9 Responses to “Starve the Beast”

  1. Todd G says:

    I would if I could get Fox News broadcast feed any other way. Anyone know an alternative way to get FN??? They stream some bits but not the main programs.

  2. Bitter says:

    I admit that I am a little irritated we can’t watch the Olympics streaming events because we cut the cord. But, I agree that it’s not worth it over the long term.

    I should add that it’s the first time I’ve ever been frustrated by the lack of cable.

  3. Heather from AK says:

    I’m pretty sure we’re going to cut the cord when our “year of discounts” is up come Christmas.

  4. Resist says:

    Now if we could just get more people to cut the cord with the IRS.

  5. HerrBGone says:

    I cut the cord something like fifteen years ago. (Middle of Babylon 5’s fifth season whenever that was…) Haven’t really missed it.

  6. Skippy says:

    I cut the cord about a year ago. I occasionally miss it- I’d like to watch more of the olympics, and occasional other sporting events, but it’s not worth $1000/yr.

    The thing is I’d be willing to pay plenty for those events if we’d unbundle them. The current TV model is a relic of analog television networks, and it’s no longer relevant or necessary in the modern era of streaming video. Instead, the media corporations have become cartels that maintain tight control over their product, trying to squeeze every last dime out of a fading business model instead of giving in to market demand.

    The MPAA and RIAA like to blame piracy for their ills. I doubt the cable networks are far behind. In truth, they aren’t offering the convenience and the service the modern consumer demands, so many turn to alternative sources to get what they want. The RIAA begrudgingly gave in to online music downloads. With more people looking for ways to trim their budgets and realizing that pay TV just isn’t worth it, maybe finally the cable companies will start to get with the program.

  7. John A says:

    I have been Internet-only for perhaps ten years, even “basic” package is too much money for me.

    But I watch television shows. Not much of the “premium” (HBO, CineMax, SHO, etc), true, but a number of “over-the-air” entertainment shows are available a few hours after broadcast. Including some non-US shows such as “Vera,” a non-BBC show acout an Inspector in the police, and “the Listener” about a partial-telepath (!) working with Vancouver police, and 13 years worth of a show rhat recently ended “Blue Heelers” about rural/suburban police in Australia.

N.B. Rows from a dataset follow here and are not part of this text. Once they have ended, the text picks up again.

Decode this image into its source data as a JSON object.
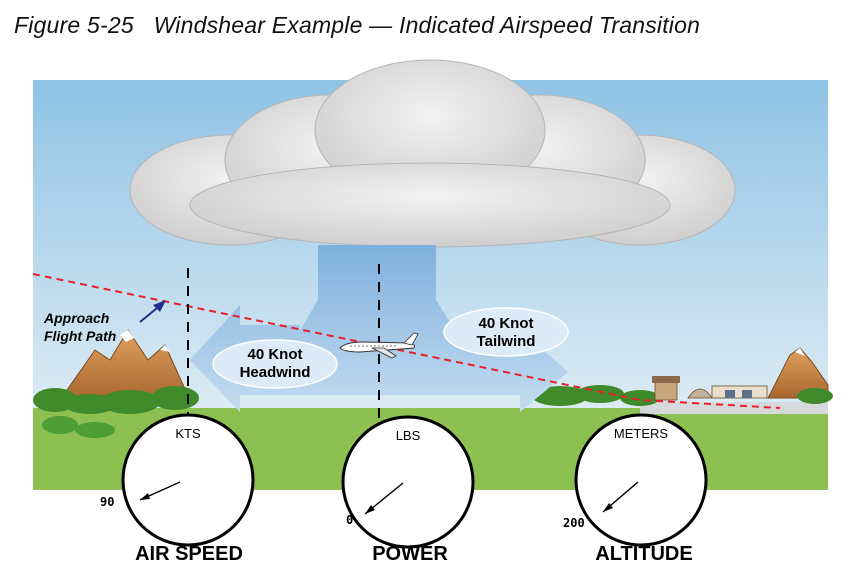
{
  "title": "Figure 5-25   Windshear Example — Indicated Airspeed Transition",
  "labels": {
    "approach_line1": "Approach",
    "approach_line2": "Flight Path",
    "headwind_line1": "40 Knot",
    "headwind_line2": "Headwind",
    "tailwind_line1": "40 Knot",
    "tailwind_line2": "Tailwind"
  },
  "gauges": [
    {
      "name": "AIR SPEED",
      "unit": "KTS",
      "value": "90"
    },
    {
      "name": "POWER",
      "unit": "LBS",
      "value": "0"
    },
    {
      "name": "ALTITUDE",
      "unit": "METERS",
      "value": "200"
    }
  ],
  "colors": {
    "sky": "#9fcae8",
    "ground": "#8cc152",
    "flight_path": "#e8202a",
    "downdraft": "#6fa4d6",
    "cloud": "#e4e4e4"
  }
}
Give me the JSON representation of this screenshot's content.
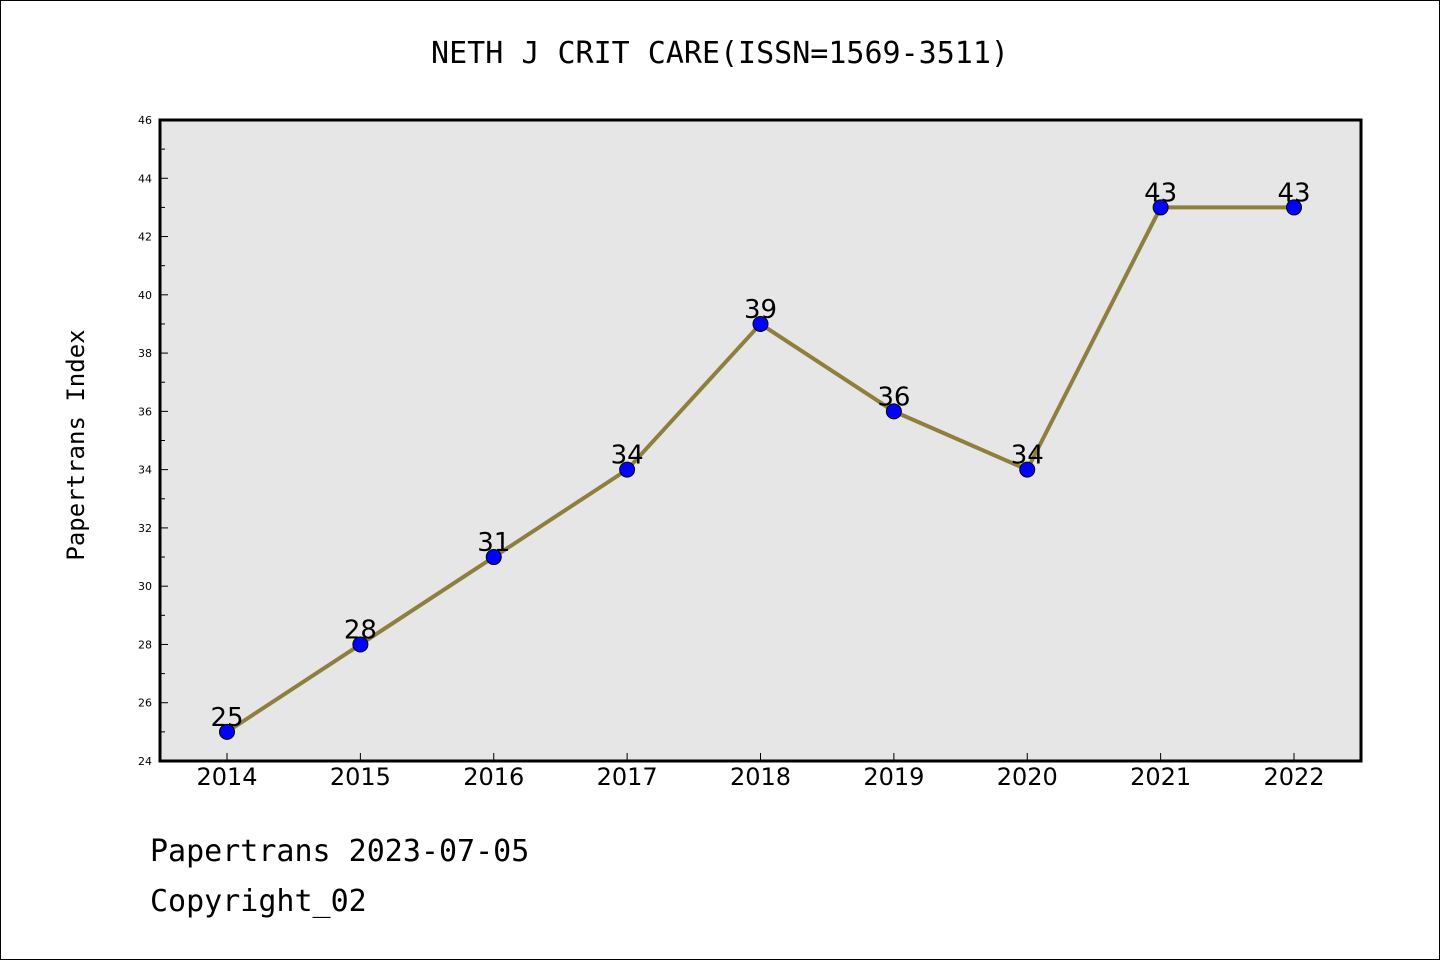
{
  "chart_data": {
    "type": "line",
    "title": "NETH J CRIT CARE(ISSN=1569-3511)",
    "xlabel": "",
    "ylabel": "Papertrans Index",
    "categories": [
      "2014",
      "2015",
      "2016",
      "2017",
      "2018",
      "2019",
      "2020",
      "2021",
      "2022"
    ],
    "series": [
      {
        "values": [
          25,
          28,
          31,
          34,
          39,
          36,
          34,
          43,
          43
        ]
      }
    ],
    "data_labels": [
      "25",
      "28",
      "31",
      "34",
      "39",
      "36",
      "34",
      "43",
      "43"
    ],
    "ylim": [
      24,
      46
    ],
    "yticks": [
      "24",
      "26",
      "28",
      "30",
      "32",
      "34",
      "36",
      "38",
      "40",
      "42",
      "44",
      "46"
    ],
    "grid": false,
    "legend": "none",
    "colors": {
      "line": "#8f7f3f",
      "marker": "#0000ff",
      "plot_background": "#e6e6e6"
    }
  },
  "footer": {
    "date": "Papertrans 2023-07-05",
    "copyright": "Copyright_02"
  }
}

    I suppose if Usenet dies I will have to get some more limited substitute. I have heard some (Roku??) are fairly cheap per month.

  8. chris says:

    I’ve tried to deal with the asswipes at directv about trading the stuff I don’t watch for a deal on the 20 or so channels I watch. They put channels like Discovery & History channels in the top tier group so it’s $80.00 a month for the stuff I watch I offered to trade them all the sports, religion, shopping, foreign language, baby, cnn & the rest of this ilk for the stuff I want. They tell me Oh! so sorry but we don’t offer anything ala cart. What about Playboy & the other porno channels I ask. I can buy those singly & by the hour if I want. Somehow they don’t have an answer for that. They don’t make those decisions.

    • Skippy says:

      Call and say you want to end your directv service. You’ll be bounced to some specialist who’s job is to keep you from cutting the cord. They’ll offer you all sorts of deals. You may be able to negotiate with this person.

      I had to run the gauntlet of special offers to be permitted to end my service. You might stand a chance of getting what you want with this gambit, but they might call your bluff, too.